Juan Castillo spent part of his childhood in the Pedro de Valdivia Saltpeter Works in the northern Chilean Pampas, an event that marked his personal and artistic career. After studying architecture for two years at the Catholic University of Valparaíso, and engraving at the Pontifical Catholic University of Chile, in Santiago, Juan Castillo joined, between 1978 and 1983, the Colectivo de Acciones de Arte (C.A.D.A.), a multidisciplinary group composed by Lotty Rosenfeld, Diamela Eltit, Fernando Balcells and Raúl Zurita.
Castillo’s practice extends through actions that fuse the social and the artistic. His works develop post-conceptual, post-minimalist and performative precepts, where poverty and segregation are confronted head-on, with the formal freedom of post-situationism and a utopian perspective distant from aestheticization.
Questions about Latin American identity are an unavoidable part of Castillo’s work, as he addresses the phenomena of transculturation and hybridity that shape contemporary individuals and societies. Juan Castillo understands his creations as “occupations” due to their intention and ability to spread throughout the city through various channels and media. The epistemological interaction between the artist and the public becomes a fundamental part of his work. His position as a lucid witness capable of (re)constructing past scenarios makes his ideas-forces develop in cycles that the artist temporarily closes to take up again in the future.

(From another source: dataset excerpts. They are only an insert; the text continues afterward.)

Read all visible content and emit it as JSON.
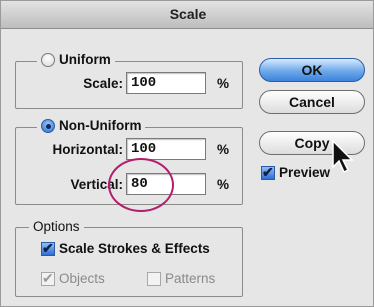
{
  "window": {
    "title": "Scale"
  },
  "uniform": {
    "label": "Uniform",
    "selected": false,
    "scale_label": "Scale:",
    "scale_value": "100",
    "unit": "%"
  },
  "non_uniform": {
    "label": "Non-Uniform",
    "selected": true,
    "horizontal_label": "Horizontal:",
    "horizontal_value": "100",
    "vertical_label": "Vertical:",
    "vertical_value": "80",
    "unit": "%"
  },
  "options": {
    "label": "Options",
    "scale_strokes": {
      "label": "Scale Strokes & Effects",
      "checked": true
    },
    "objects": {
      "label": "Objects",
      "checked": true,
      "enabled": false
    },
    "patterns": {
      "label": "Patterns",
      "checked": false,
      "enabled": false
    }
  },
  "buttons": {
    "ok": "OK",
    "cancel": "Cancel",
    "copy": "Copy"
  },
  "preview": {
    "label": "Preview",
    "checked": true
  },
  "annotation": {
    "color": "#b21e6e"
  },
  "icons": [
    "radio-icon",
    "checkbox-icon",
    "arrow-cursor-icon"
  ]
}
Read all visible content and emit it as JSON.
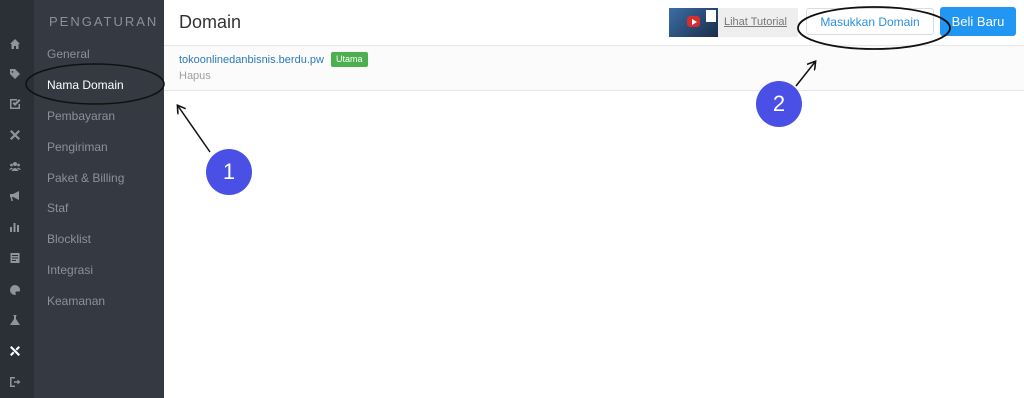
{
  "rail": {
    "icons": [
      "home-icon",
      "tag-icon",
      "check-square-icon",
      "tools-icon",
      "users-icon",
      "megaphone-icon",
      "bar-chart-icon",
      "document-icon",
      "palette-icon",
      "flask-icon",
      "wrench-icon",
      "logout-icon"
    ]
  },
  "submenu": {
    "title": "PENGATURAN",
    "items": [
      "General",
      "Nama Domain",
      "Pembayaran",
      "Pengiriman",
      "Paket & Billing",
      "Staf",
      "Blocklist",
      "Integrasi",
      "Keamanan"
    ],
    "active": "Nama Domain"
  },
  "header": {
    "title": "Domain",
    "tutorial_label": "Lihat Tutorial",
    "enter_domain_label": "Masukkan Domain",
    "buy_new_label": "Beli Baru"
  },
  "domains": [
    {
      "name": "tokoonlinedanbisnis.berdu.pw",
      "badge": "Utama",
      "delete_label": "Hapus"
    }
  ],
  "annotations": {
    "marker_1": "1",
    "marker_2": "2"
  },
  "colors": {
    "rail_bg": "#2b2f36",
    "submenu_bg": "#353a42",
    "primary_blue": "#2196f3",
    "badge_green": "#4caf50",
    "marker_fill": "#4a4fe6"
  }
}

Juan Castillo has exhibited in important international institutions, such as the Moderna Museet (Stockholm, Sweden), the Museum of Contemporary Art (MAC – Santiago, Chile), or the Museum of Modern Art (MoMA – New York, United States). Furthermore, his work is part of prominent public and private collections, among which: Museo Nacional Centro de Arte Reina Sofía (Madrid, Spain), Museum of Modern Art (MoMA – New York, United States) – both as a member of the C.A.D.A group-; Moderna Museet (Stockholm, Sweden), Museum of Contemporary Art (MAC – Santiago, Chile), Il Posto Collection (Santiago, Chile), Atlantic Center of Modern Art (CAAM – Las Palmas de Gran Canaria, Spain), Contemporary Art Collection of the Ministry of Culture, Arts and Heritage (Chile), Ernesto Poma Family Collection (Miami, United States), among others.